El valor práctico del desarrollo es evidente para la industria. El exinvestigador de Google DeepMind, Karl Tuyls, ve potencial en el uso asimétrico de recursos: un modelo grande y costoso podría emplearse solo para analizar la consulta, mientras que la generación de la respuesta se delegaría a una red mucho más ligera. Otro escenario es la hibridación de modelos universales y altamente especializados, por ejemplo, combinar el razonamiento general con experiencia en biología o física sin necesidad de entrenar una única red monolítica con todos los datos a la vez.

Experimento en ARC-AGI-3 y perspectivas

Mostik también aplicó su enfoque en el benchmark ARC-AGI-3, donde la IA debe adaptarse a nuevas reglas en tiempo real.

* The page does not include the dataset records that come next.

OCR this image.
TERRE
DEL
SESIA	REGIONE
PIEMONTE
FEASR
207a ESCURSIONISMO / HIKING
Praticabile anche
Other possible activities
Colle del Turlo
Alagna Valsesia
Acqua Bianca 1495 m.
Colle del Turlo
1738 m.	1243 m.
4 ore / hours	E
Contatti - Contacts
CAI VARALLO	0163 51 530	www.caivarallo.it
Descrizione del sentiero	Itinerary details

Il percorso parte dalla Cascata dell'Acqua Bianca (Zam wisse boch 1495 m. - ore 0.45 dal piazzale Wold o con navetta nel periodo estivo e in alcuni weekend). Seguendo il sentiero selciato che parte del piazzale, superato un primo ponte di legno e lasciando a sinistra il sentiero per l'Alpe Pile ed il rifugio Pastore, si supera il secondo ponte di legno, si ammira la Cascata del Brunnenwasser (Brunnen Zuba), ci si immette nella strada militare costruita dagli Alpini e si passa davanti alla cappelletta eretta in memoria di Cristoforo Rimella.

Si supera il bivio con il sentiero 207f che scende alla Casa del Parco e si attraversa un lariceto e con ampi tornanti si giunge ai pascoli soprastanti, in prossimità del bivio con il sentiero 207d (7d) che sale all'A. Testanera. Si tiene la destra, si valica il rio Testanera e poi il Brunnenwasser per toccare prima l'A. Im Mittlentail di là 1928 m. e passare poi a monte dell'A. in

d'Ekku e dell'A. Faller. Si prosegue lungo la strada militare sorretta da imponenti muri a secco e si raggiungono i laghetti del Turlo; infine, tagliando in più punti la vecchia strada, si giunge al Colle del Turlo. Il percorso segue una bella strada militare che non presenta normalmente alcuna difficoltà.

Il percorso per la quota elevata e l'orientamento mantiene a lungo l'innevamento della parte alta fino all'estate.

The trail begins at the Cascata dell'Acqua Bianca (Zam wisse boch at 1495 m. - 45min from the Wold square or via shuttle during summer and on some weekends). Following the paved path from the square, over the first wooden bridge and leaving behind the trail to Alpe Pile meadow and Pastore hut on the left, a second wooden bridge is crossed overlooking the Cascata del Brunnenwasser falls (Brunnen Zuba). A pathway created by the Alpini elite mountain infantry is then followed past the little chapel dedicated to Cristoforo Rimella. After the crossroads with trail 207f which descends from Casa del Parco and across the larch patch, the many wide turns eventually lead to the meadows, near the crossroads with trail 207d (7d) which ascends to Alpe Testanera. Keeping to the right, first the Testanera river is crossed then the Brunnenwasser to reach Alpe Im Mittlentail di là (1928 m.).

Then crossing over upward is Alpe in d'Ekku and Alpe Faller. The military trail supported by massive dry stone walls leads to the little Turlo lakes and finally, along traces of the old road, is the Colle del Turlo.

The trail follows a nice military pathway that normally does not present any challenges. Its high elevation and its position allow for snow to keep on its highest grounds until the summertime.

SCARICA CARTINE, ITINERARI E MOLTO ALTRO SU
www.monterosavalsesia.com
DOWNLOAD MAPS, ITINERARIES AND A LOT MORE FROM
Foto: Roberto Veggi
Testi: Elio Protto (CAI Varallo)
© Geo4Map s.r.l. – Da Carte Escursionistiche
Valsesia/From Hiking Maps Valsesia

Según los desarrolladores, el sistema con «puente» muestra uno de los mejores resultados en la clasificación actual, aunque los detalles no se revelarán hasta que finalice la competencia. Es importante señalar que estos datos tienen estatus de «vista previa» y no son definitivos, mientras que los demás indicadores de rendimiento se basan en experimentos internos del equipo.

No obstante, el concepto en sí resuena con los recientes hallazgos de OpenAI sobre canales de comunicación ocultos entre agentes de IA, lo que confirma que la interacción directa a nivel de estados internos no es ciencia ficción, sino una dirección real y en rápido desarrollo.

Mi análisis: Este enfoque podría convertirse en un catalizador para la transición de modelos universales gigantes a sistemas modulares. Si la tecnología se confirma con pruebas independientes, veremos un cambio de paradigma: en lugar de la carrera por los parámetros, una composición inteligente de «cerebros» especializados, lo que reduciría significativamente la barrera de entrada para el desarrollo de soluciones complejas de IA.